My ongoing experiences with Ubuntu, and later Mythbuntu, as a media center with MythTV. I'm also using the system for a virtual machine server, a mediawiki server and a general all around home infrastructure base.

Wednesday, September 3, 2008

Running MythWeb remotely



DO NOT FOLLOW THESE DIRECTIONS: They've messed with my MythTV install, causing it to become unstable and forget all its recording scheduling information.
I strongly suspect it has to do with the database tweaking I did at the end, but I'm not going to try and fix it. I'm just going to run MythWeb locally, probably on a fest mythbuntu install.



This describes my installation of MythWeb on a server (192.168.1.11) that was separate from the system running my MythTV front end, back end and mysql database (192.168.1.10)

First, on the mythtv system, configure MySQL to accept remote connections:

# grep bind /etc/mysql/my.cnf
bind-address = 0.0.0.0
# /etc/init.d/mysql restart
* Stopping MySQL database server mysqld [ OK ]
* Starting MySQL database server mysqld [ OK ]
* Checking for corrupt, not cleanly closed and upgrade needing tables.


Now create a mythweb user in the mysql database. Replace "XXXXXXXX" here with an actual password you'll use again later. (I think you could get away with skipping this step and then using the mythtv user later. I'm also not sure you need to "grant all" permissions.)

# mysql --user=root -p
Enter password:
Welcome to the MySQL monitor. Commands end with ; or \g.
Your MySQL connection id is 163
Server version: 5.0.51a-3ubuntu5.2 (Ubuntu)

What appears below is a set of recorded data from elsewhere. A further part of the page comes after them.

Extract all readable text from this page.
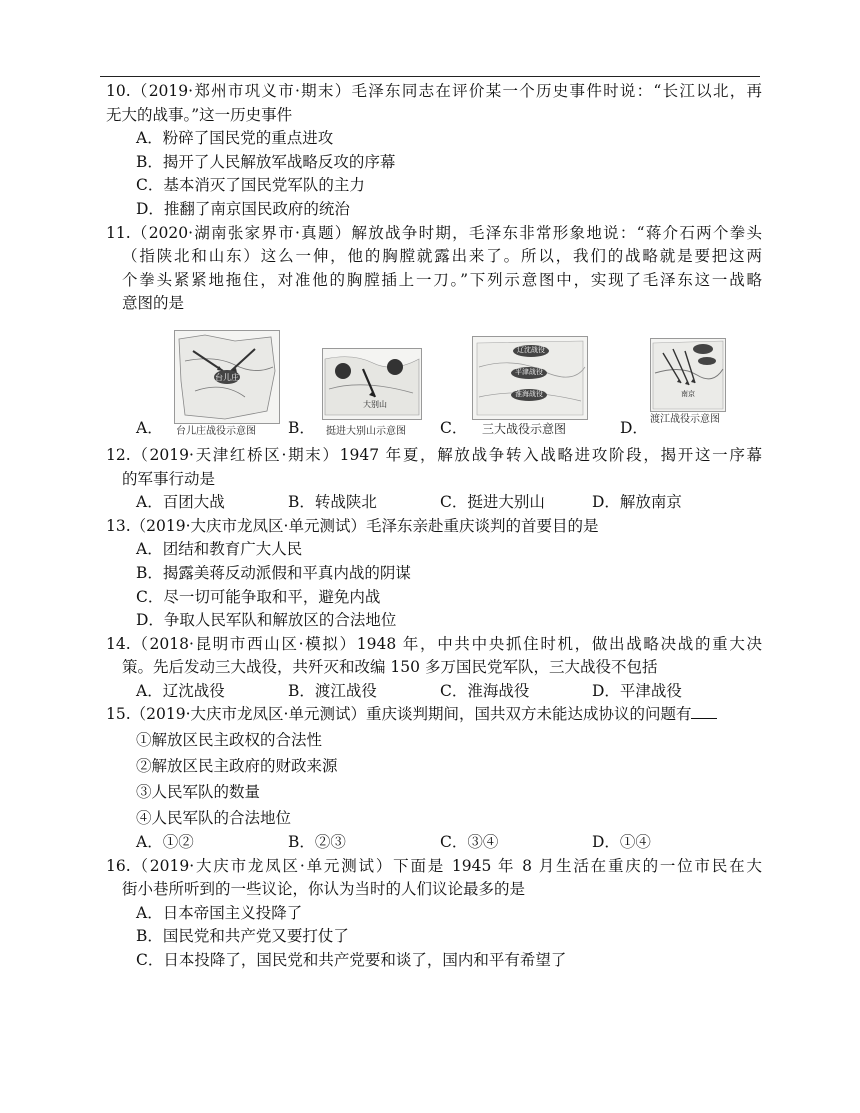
10.（2019·郑州市巩义市·期末）毛泽东同志在评价某一个历史事件时说：“长江以北，再
无大的战事。”这一历史事件
A．粉碎了国民党的重点进攻
B．揭开了人民解放军战略反攻的序幕
C．基本消灭了国民党军队的主力
D．推翻了南京国民政府的统治
11.（2020·湖南张家界市·真题）解放战争时期，毛泽东非常形象地说：“蒋介石两个拳头
（指陕北和山东）这么一伸，他的胸膛就露出来了。所以，我们的战略就是要把这两
个拳头紧紧地拖住，对准他的胸膛插上一刀。”下列示意图中，实现了毛泽东这一战略
意图的是
A．
台儿庄
台儿庄战役示意图 B．
大别山
挺进大别山示意图 C．
辽沈战役
平津战役
淮海战役
三大战役示意图	D．
南京
渡江战役示意图
12.（2019·天津红桥区·期末）1947 年夏，解放战争转入战略进攻阶段，揭开这一序幕
的军事行动是
A．百团大战	B．转战陕北	C．挺进大别山	D．解放南京
13.（2019·大庆市龙凤区·单元测试）毛泽东亲赴重庆谈判的首要目的是
A．团结和教育广大人民
B．揭露美蒋反动派假和平真内战的阴谋
C．尽一切可能争取和平，避免内战
D．争取人民军队和解放区的合法地位
14.（2018·昆明市西山区·模拟）1948 年，中共中央抓住时机，做出战略决战的重大决
策。先后发动三大战役，共歼灭和改编 150 多万国民党军队，三大战役不包括
A．辽沈战役	B．渡江战役	C．淮海战役	D．平津战役
15.（2019·大庆市龙凤区·单元测试）重庆谈判期间，国共双方未能达成协议的问题有
①解放区民主政权的合法性
②解放区民主政府的财政来源
③人民军队的数量
④人民军队的合法地位
A．①②	B．②③	C．③④	D．①④
16.（2019·大庆市龙凤区·单元测试）下面是 1945 年 8 月生活在重庆的一位市民在大
街小巷所听到的一些议论，你认为当时的人们议论最多的是
A．日本帝国主义投降了
B．国民党和共产党又要打仗了
C．日本投降了，国民党和共产党要和谈了，国内和平有希望了
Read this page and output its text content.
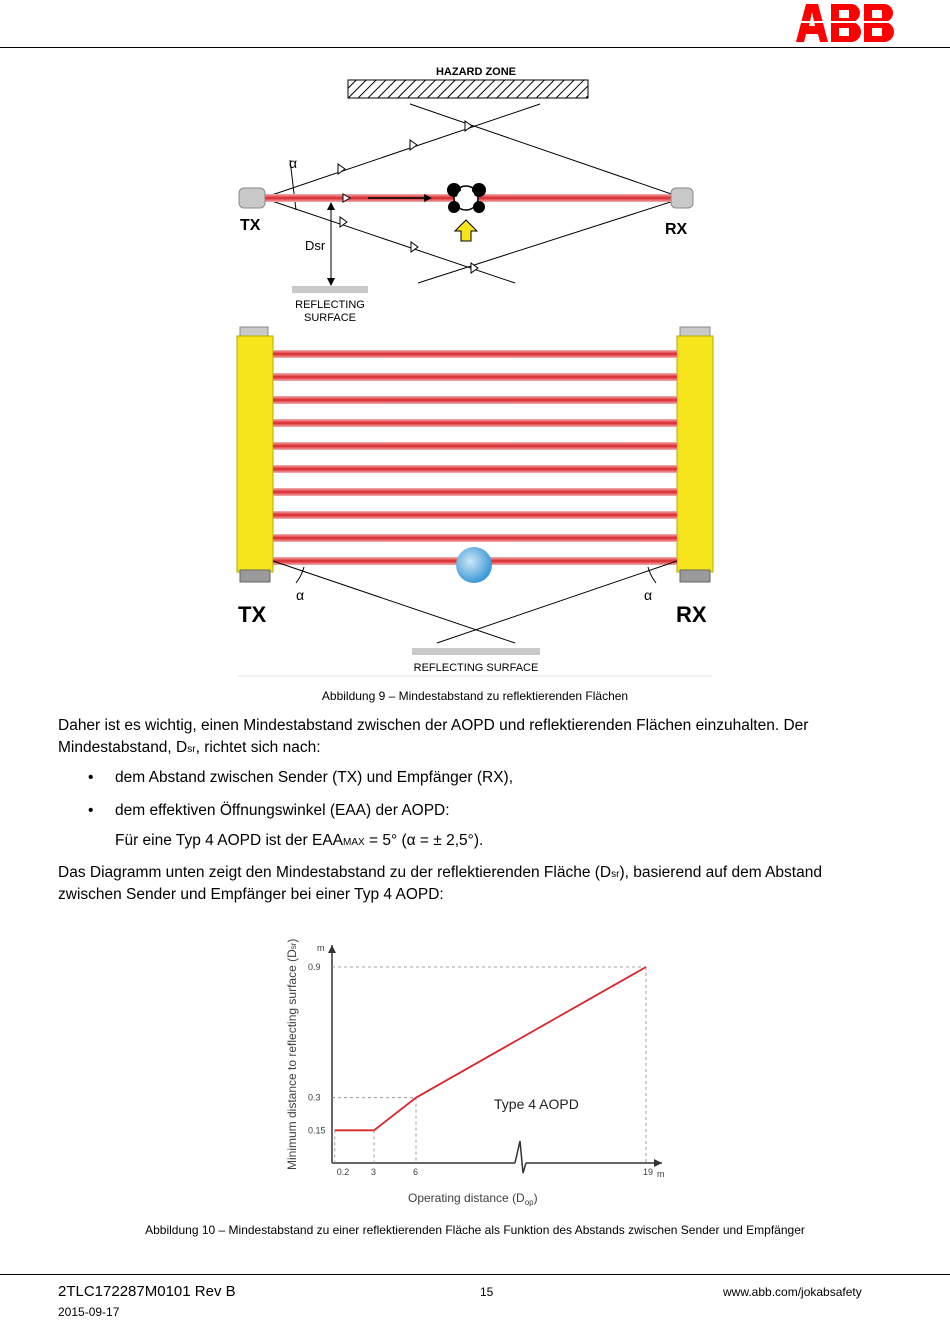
HAZARD ZONE
α
TX	RX
Dsr
REFLECTING
SURFACE
α	α
TX	RX
REFLECTING SURFACE
Abbildung 9 – Mindestabstand zu reflektierenden Flächen
Daher ist es wichtig, einen Mindestabstand zwischen der AOPD und reflektierenden Flächen einzuhalten. Der
Mindestabstand, Dsr, richtet sich nach:
• dem Abstand zwischen Sender (TX) und Empfänger (RX),
• dem effektiven Öffnungswinkel (EAA) der AOPD:
Für eine Typ 4 AOPD ist der EAAMAX = 5° (α = ± 2,5°).
Das Diagramm unten zeigt den Mindestabstand zu der reflektierenden Fläche (Dsr), basierend auf dem Abstand
zwischen Sender und Empfänger bei einer Typ 4 AOPD:
0.2 3	6	19
0.15
0.3
0.9
Minimum distance to reflecting surface (Dsr)
Operating distance $(D_{op})$
m
m
Type 4 AOPD
Abbildung 10 – Mindestabstand zu einer reflektierenden Fläche als Funktion des Abstands zwischen Sender und Empfänger
2TLC172287M0101 Rev B	15	www.abb.com/jokabsafety
2015-09-17
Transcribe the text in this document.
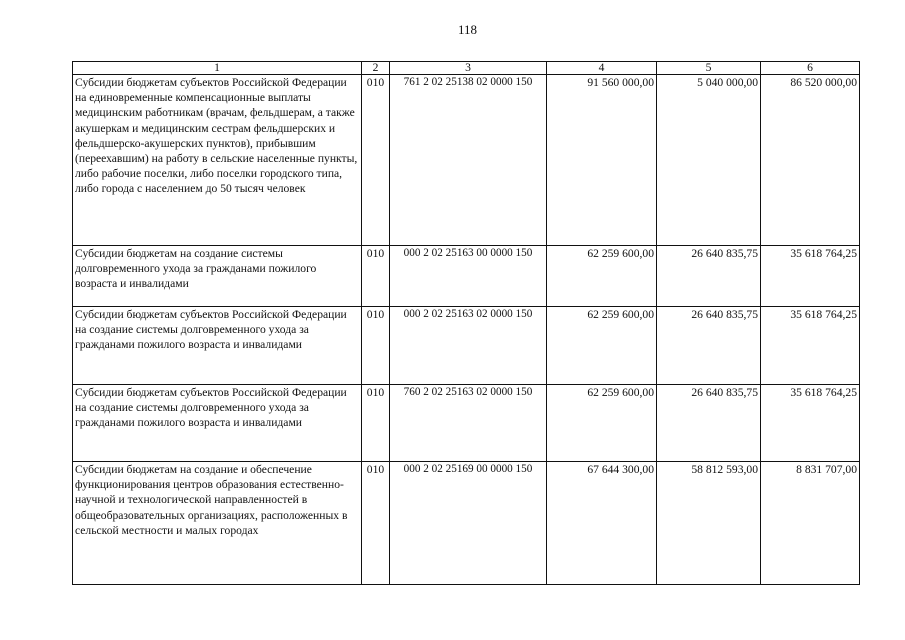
118
1	2	3	4	5	6
Субсидии бюджетам субъектов Российской Федерации на единовременные компенсационные выплаты медицинским работникам (врачам, фельдшерам, а также акушеркам и медицинским сестрам фельдшерских и фельдшерско-акушерских пунктов), прибывшим (переехавшим) на работу в сельские населенные пункты, либо рабочие поселки, либо поселки городского типа, либо города с населением до 50 тысяч человек	010	761 2 02 25138 02 0000 150	91 560 000,00	5 040 000,00	86 520 000,00
Субсидии бюджетам на создание системы долговременного ухода за гражданами пожилого возраста и инвалидами	010	000 2 02 25163 00 0000 150	62 259 600,00	26 640 835,75	35 618 764,25
Субсидии бюджетам субъектов Российской Федерации на создание системы долговременного ухода за гражданами пожилого возраста и инвалидами	010	000 2 02 25163 02 0000 150	62 259 600,00	26 640 835,75	35 618 764,25
Субсидии бюджетам субъектов Российской Федерации на создание системы долговременного ухода за гражданами пожилого возраста и инвалидами	010	760 2 02 25163 02 0000 150	62 259 600,00	26 640 835,75	35 618 764,25
Субсидии бюджетам на создание и обеспечение функционирования центров образования естественно-научной и технологической направленностей в общеобразовательных организациях, расположенных в сельской местности и малых городах	010	000 2 02 25169 00 0000 150	67 644 300,00	58 812 593,00	8 831 707,00
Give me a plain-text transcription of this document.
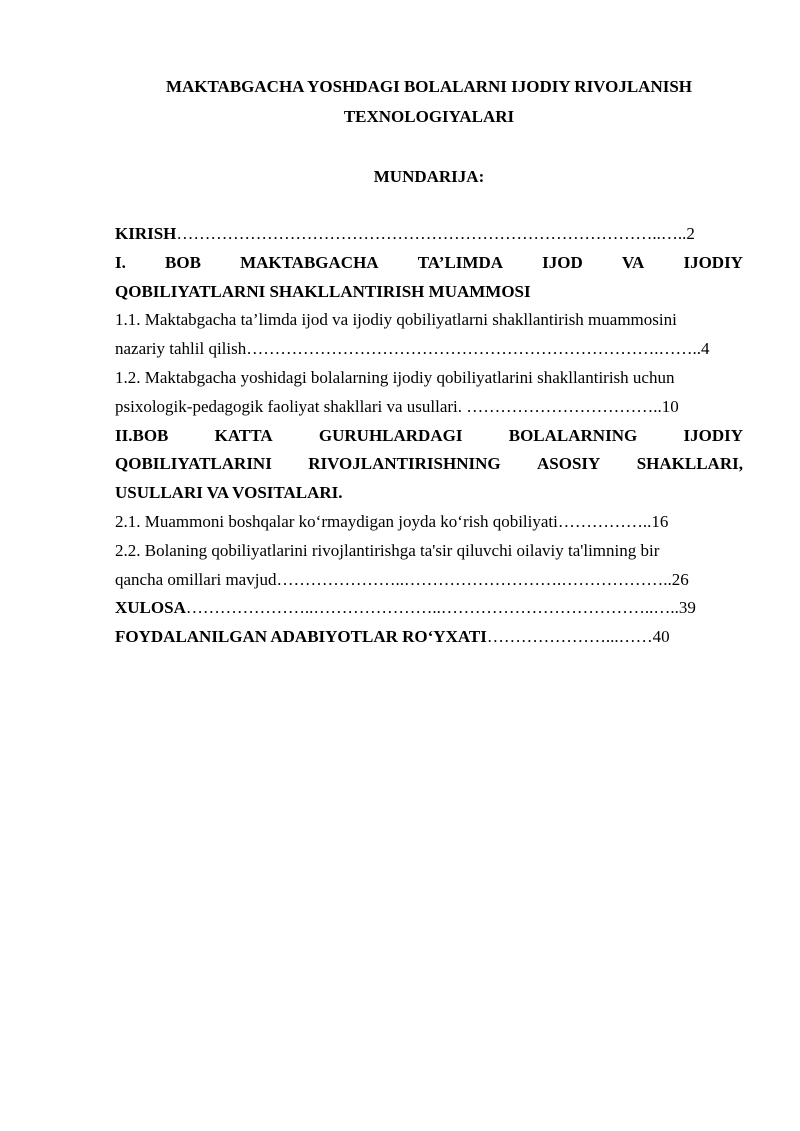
MAKTABGACHA YOSHDAGI BOLALARNI IJODIY RIVOJLANISH TEXNOLOGIYALARI
MUNDARIJA:
KIRISH…………………………………………………………………………..…..2
I. BOB MAKTABGACHA TA’LIMDA IJOD VA IJODIY
QOBILIYATLARNI SHAKLLANTIRISH MUAMMOSI
1.1. Maktabgacha ta’limda ijod va ijodiy qobiliyatlarni shakllantirish muammosini
nazariy tahlil qilish……………………………………………………………….……..4
1.2. Maktabgacha yoshidagi bolalarning ijodiy qobiliyatlarini shakllantirish uchun
psixologik-pedagogik faoliyat shakllari va usullari. ……………………………..10
II.BOB	KATTA	GURUHLARDAGI	BOLALARNING	IJODIY
QOBILIYATLARINI RIVOJLANTIRISHNING ASOSIY SHAKLLARI,
USULLARI VA VOSITALARI.
2.1. Muammoni boshqalar ko‘rmaydigan joyda ko‘rish qobiliyati……………..16
2.2. Bolaning qobiliyatlarini rivojlantirishga ta'sir qiluvchi oilaviy ta'limning bir
qancha omillari mavjud…………………..……………………….………………..26
XULOSA…………………..…………………..………………………………..…..39
FOYDALANILGAN ADABIYOTLAR RO‘YXATI…………………...……40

Type 'help;' or '\h' for help. Type '\c' to clear the buffer.

mysql> grant all privileges on mythconverg.* to mythweb@192.168.1.11 identified by 'XXXXXXXX';
Query OK, 0 rows affected (0.06 sec)
mysql> select host,user from user;
+--------------+------------------+
| host | user |
+--------------+------------------+
| 192.168.1.11 | mythweb |
| casey | root |
| localhost | debian-sys-maint |
| localhost | mythtv |
| localhost | root |
+--------------+------------------+
5 rows in set (0.00 sec)

mysql> flush privileges;
Query OK, 0 rows affected (0.04 sec)


Mythweb uses the MasterServerIP value from the settings table to find the backend. In my case this was set to 127.0.0.1, which was fine if Mythweb is on the same system, but breaks things if they are are different systems. So change that to tell mythweb where to find the mythtv back end:

mysql> update settings set data='192.168.1.10' where value='MasterServerIP';
Query OK, 1 row affected (0.02 sec)
Rows matched: 1 Changed: 1 Warnings: 0

mysql> select data from settings where value='MasterServerIP';
+--------------+
| data |
+--------------+
| 192.168.1.10 |
+--------------+
1 row in set (0.00 sec


Ok, now on web server system install mythweb:

# apt-get install mythweb


And tell mythweb where to find the mysql database. Replace 'XXXXXXXX' here with the password for the mythweb user you created in the mysql database previously. (If you skipping creating the mythweb user earlier, this is where you would put in your mysql mythtv login and password instead.)

# cd /etc/apache2/sites-available/
# vi mythweb.conf
# grep db_ mythweb.conf
setenv db_server "192.168.1.10"
setenv db_name "mythconverg"
setenv db_login "mythweb"
setenv db_password "XXXXXXXX"
# apache2ctl restart


And things should be working. Don't forget to require authentication.